Siz Dünyayı küresel bir köye çeviren çağa doğmuştunuz. Biz ise yaşadığımız köy, kasaba ve şehirlerden büyük şehirlere gidince oraların Fatih’i zannederdik kendimizi ve “Ey İstanbul, ya sen beni alırısın, ya da ben seni!” mottosu süslerdi yüksek tepelerden haykırarak meydan okuduğumuz nefes açma egzersizlerimizi! Oysa pek çoğumuz üniversite okumak için mahallesinden ayrılmış, dışarı çıkabilmişti! Keşke elinizde avucunuzda olan o küçücük köy olmuş Dünyayı,fiziksel anlamda da kuşatıp kavratabilme, gezip görebilme, görüp kültür ve medeniyet üretebilme imkanını da sizlere sunabilmiş olabilseydik! Ekonomik yeterliliğimiz hayallerinizin arkasından geliyor olmasaydı! Lakin o da sizin kabahatiniz değildi!

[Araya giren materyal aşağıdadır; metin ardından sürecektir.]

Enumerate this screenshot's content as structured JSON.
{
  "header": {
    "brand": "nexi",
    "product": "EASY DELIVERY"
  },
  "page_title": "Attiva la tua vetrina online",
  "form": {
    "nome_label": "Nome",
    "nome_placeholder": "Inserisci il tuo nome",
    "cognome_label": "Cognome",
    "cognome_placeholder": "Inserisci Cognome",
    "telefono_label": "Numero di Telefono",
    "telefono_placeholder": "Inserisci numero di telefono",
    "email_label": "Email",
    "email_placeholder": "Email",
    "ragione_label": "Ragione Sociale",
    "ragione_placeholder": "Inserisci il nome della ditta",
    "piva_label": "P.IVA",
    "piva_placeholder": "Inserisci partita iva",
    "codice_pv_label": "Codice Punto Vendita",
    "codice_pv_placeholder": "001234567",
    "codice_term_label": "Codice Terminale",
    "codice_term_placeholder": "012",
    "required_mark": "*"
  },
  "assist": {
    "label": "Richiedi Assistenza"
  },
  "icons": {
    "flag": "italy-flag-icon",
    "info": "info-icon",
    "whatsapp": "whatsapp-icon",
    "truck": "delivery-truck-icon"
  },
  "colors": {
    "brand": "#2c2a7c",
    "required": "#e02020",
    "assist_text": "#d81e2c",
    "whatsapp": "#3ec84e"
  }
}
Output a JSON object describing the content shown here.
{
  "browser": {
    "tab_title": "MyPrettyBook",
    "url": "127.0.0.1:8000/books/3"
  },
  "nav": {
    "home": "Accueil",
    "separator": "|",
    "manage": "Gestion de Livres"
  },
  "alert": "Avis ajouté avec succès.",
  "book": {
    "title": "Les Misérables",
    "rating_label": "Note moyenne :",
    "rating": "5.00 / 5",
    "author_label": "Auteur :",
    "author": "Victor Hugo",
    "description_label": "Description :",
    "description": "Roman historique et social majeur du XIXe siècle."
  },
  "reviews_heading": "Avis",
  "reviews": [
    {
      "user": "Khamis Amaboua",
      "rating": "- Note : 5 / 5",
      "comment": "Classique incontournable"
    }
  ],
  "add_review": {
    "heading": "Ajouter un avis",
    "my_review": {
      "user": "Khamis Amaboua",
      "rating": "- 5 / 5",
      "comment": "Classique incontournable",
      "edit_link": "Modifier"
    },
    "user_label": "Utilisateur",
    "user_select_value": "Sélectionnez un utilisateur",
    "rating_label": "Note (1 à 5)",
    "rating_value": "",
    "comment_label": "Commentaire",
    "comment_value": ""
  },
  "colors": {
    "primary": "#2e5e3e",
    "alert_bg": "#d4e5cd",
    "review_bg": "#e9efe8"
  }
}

İşte sevgili gençler bilgiye erişimin kolay olduğu bu çağda internetin bizlere getirmiş olduğu bir olumsuzluk var ki o da, sahte kahramanlar! Bizim sonradan kartondan kaplan diyebildiğimiz tipler, sizin için kartonu dahi bulunmayan sanal kahramanlara dönüşmüş, buharlaşmış olabiliyor maalesef bir anda! Ben de sizlere kötü örnek olmaması için irdeleme, araştırma, soruşturma özelliklerinizin önüne bariyer kurmak ve iradenize set çekmek istemediğim için bugünkü başlığımı “Söz ve Eylem Örtüşmesi” diye seçtim ki, müthiş bir kriterdir. Kişinin söylediklerinden çok, eylemlerine bakmamız gerektiğini unutmayalım. Bu başlık, kimin asit kimin baz olduğunu ortaya çıkaracak elimizdeki turnusol kağıdıdır. Kişi elli ben asitim diye dolaşsa da, siz o mihenk taşına vurduğunuzda onun bir baz olarak dımdızlak meydanda kaldığını görmüş olacaksınız. İşte o testi yaptıktan sonra sizler de “Arkasını önünü araştırıp soruşturma gereği duymayacağınız, her haline kefil olabileceğiniz dostlar!” biriktirmeye başlayacaksınız demektir.

Harb, merhaba ile aynı kökten gelir mi bilmem ama kültürümüzde yer edinmiş olan “Büyük aşklar veya dostluklar büyük kavgalar neticesinde başlar!” diye bir anonim sözümüz var. Mücadelemiz büyük, aşkımız ve dostluğumuz da büyük olsun inşallah.